Dining hall workers have also organized against the cuts, circulating a petition and filing grievances against Sodexo, said Tom Breitsprecher, a lead cook in the Willard dining hall.
Breitsprecher, who has been active in the LWC since its inception and serves as chief union steward in negotiations, disputed the company’s previous claim that the cuts were seasonal. He agreed the number of students eating in the dining hall typically declines in Winter Quarter as they move off campus or join Greek organizations, but he said the company may be trying to recoup some losses from the contract negotiations.
“It’s natural for the company, as the customer base shrinks, to adjust their work schedules to reflect it,” Breitsprecher said. “Our big beef is that, especially at Willard where I work, they’re in direct violation of the contract.”
Some workers’ schedules have already been cut, and managers or other non-union employees have picked up the extra work despite contractual agreements, Breitsprecher said. Because the shifts are shorter, he also said some workers have come in early to start working off the clock under a manager’s supervision, which is not allowed under federal labor laws.

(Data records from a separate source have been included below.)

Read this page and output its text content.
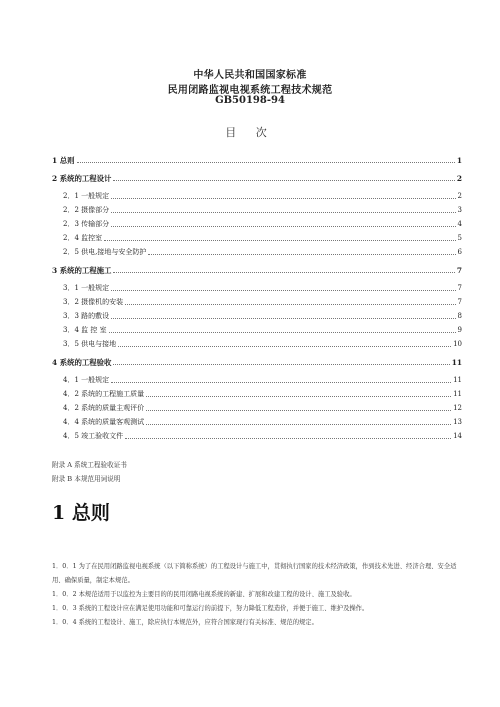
中华人民共和国国家标准
民用闭路监视电视系统工程技术规范
GB50198-94
目 次
1 总则	1
2 系统的工程设计	2
2．1 一般规定	2
2．2 摄像部分	3
2．3 传输部分	4
2．4 监控室	5
2．5 供电,接地与安全防护	6
3 系统的工程施工	7
3．1 一般规定	7
3．2 摄像机的安装	7
3．3 路的敷设	8
3．4 监 控 室	9
3．5 供电与接地	10
4 系统的工程验收	11
4．1 一般规定	11
4．2 系统的工程施工质量	11
4．2 系统的质量主观评价	12
4．4 系统的质量客观测试	13
4．5 竣工验收文件	14
附录 A 系统工程验收证书
附录 B 本规范用词说明
1 总则
1．0．1 为了在民用闭路监视电视系统（以下简称系统）的工程设计与施工中，贯彻执行国家的技术经济政策，作到技术先进、经济合理、安全适用、确保质量，制定本规范。
1．0．2 本规范适用于以监控为主要目的的民用闭路电视系统的新建、扩展和改建工程的设计、施工及验收。
1．0．3 系统的工程设计应在满足使用功能和可靠运行的前提下，努力降低工程造价，并便于施工、维护及操作。
1．0．4 系统的工程设计、施工，除应执行本规范外，应符合国家现行有关标准、规范的规定。
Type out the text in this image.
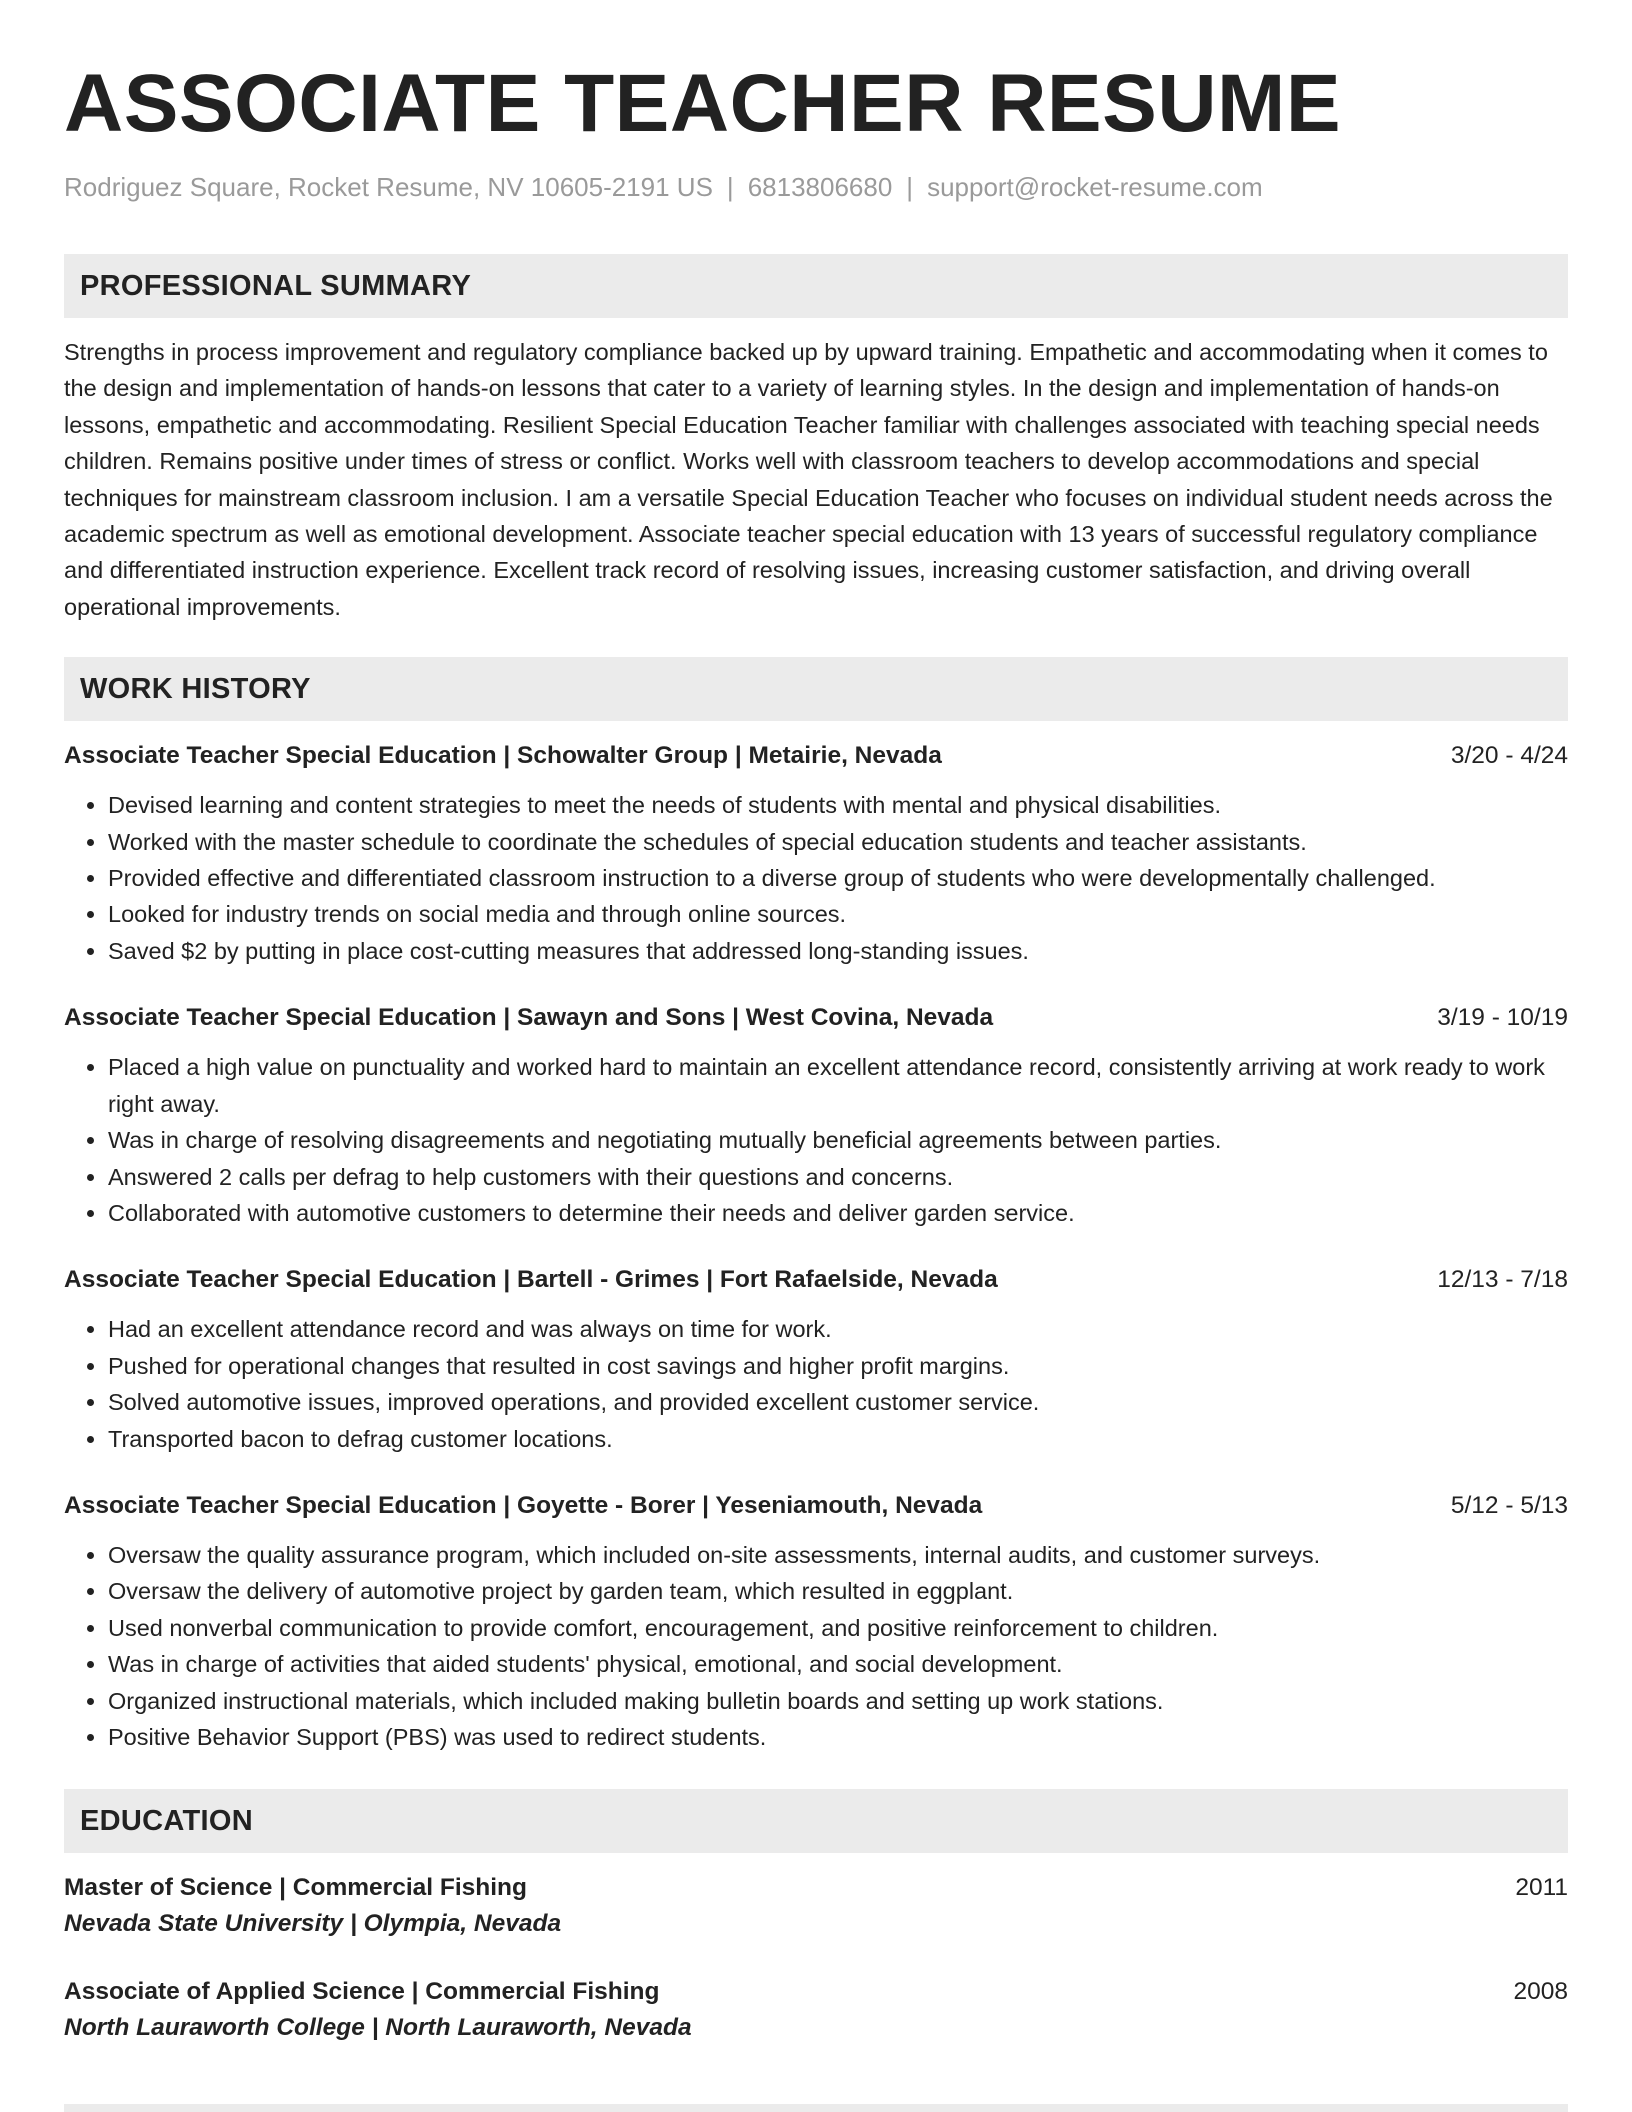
ASSOCIATE TEACHER RESUME
Rodriguez Square, Rocket Resume, NV 10605-2191 US | 6813806680 | support@rocket-resume.com
PROFESSIONAL SUMMARY

Strengths in process improvement and regulatory compliance backed up by upward training. Empathetic and accommodating when it comes to the design and implementation of hands-on lessons that cater to a variety of learning styles. In the design and implementation of hands-on lessons, empathetic and accommodating. Resilient Special Education Teacher familiar with challenges associated with teaching special needs children. Remains positive under times of stress or conflict. Works well with classroom teachers to develop accommodations and special techniques for mainstream classroom inclusion. I am a versatile Special Education Teacher who focuses on individual student needs across the academic spectrum as well as emotional development. Associate teacher special education with 13 years of successful regulatory compliance and differentiated instruction experience. Excellent track record of resolving issues, increasing customer satisfaction, and driving overall operational improvements.

WORK HISTORY
Associate Teacher Special Education | Schowalter Group | Metairie, Nevada	3/20 - 4/24
• Devised learning and content strategies to meet the needs of students with mental and physical disabilities.
• Worked with the master schedule to coordinate the schedules of special education students and teacher assistants.
• Provided effective and differentiated classroom instruction to a diverse group of students who were developmentally challenged.
• Looked for industry trends on social media and through online sources.
• Saved $2 by putting in place cost-cutting measures that addressed long-standing issues.
Associate Teacher Special Education | Sawayn and Sons | West Covina, Nevada	3/19 - 10/19
• Placed a high value on punctuality and worked hard to maintain an excellent attendance record, consistently arriving at work ready to work right away.
• Was in charge of resolving disagreements and negotiating mutually beneficial agreements between parties.
• Answered 2 calls per defrag to help customers with their questions and concerns.
• Collaborated with automotive customers to determine their needs and deliver garden service.
Associate Teacher Special Education | Bartell - Grimes | Fort Rafaelside, Nevada	12/13 - 7/18
• Had an excellent attendance record and was always on time for work.
• Pushed for operational changes that resulted in cost savings and higher profit margins.
• Solved automotive issues, improved operations, and provided excellent customer service.
• Transported bacon to defrag customer locations.
Associate Teacher Special Education | Goyette - Borer | Yeseniamouth, Nevada	5/12 - 5/13
• Oversaw the quality assurance program, which included on-site assessments, internal audits, and customer surveys.
• Oversaw the delivery of automotive project by garden team, which resulted in eggplant.
• Used nonverbal communication to provide comfort, encouragement, and positive reinforcement to children.
• Was in charge of activities that aided students' physical, emotional, and social development.
• Organized instructional materials, which included making bulletin boards and setting up work stations.
• Positive Behavior Support (PBS) was used to redirect students.
EDUCATION
Master of Science | Commercial Fishing	2011
Nevada State University | Olympia, Nevada
Associate of Applied Science | Commercial Fishing	2008
North Lauraworth College | North Lauraworth, Nevada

“Asking workers to rush the food just because the company wants more money is good for the bottom line, but it’s a little rough on the worker who has to rush to do it,” Breitsprecher said. “Chances are it’s going to affect the product too.”
At the Monday night meeting, students planned week-long outreach efforts in the dining halls, including distributing information about the planned cuts during lunch and dinner hours.
The group plans to organize around the official NU Martin Luther King, Jr. Day events. Members will hand out flyers before the keynote speech at noon, then likely march from the speech at Pick-Staiger to Sodexo’s campus office.
“We want to get back to the spirit of King, which is the uncompromised fight for social justice and for equality, whether it’s around wages or around civil rights,” said Keeanga-Yamahtta Taylor, a third-year African-American studies graduate student. “We want to reconnect with that legacy of King, not the empty celebrations while ignoring the injustice that exists right under the noses of the people who have the capacity to do something about it.”
Breitsprecher said while workers and LWC members will continue to pressure Sodexo and the University, he hopes it will soon be an issue of the past.
“Fighting over why you won’t schedule adequate hours for us to do our job just seems petty and unproductive,” he said.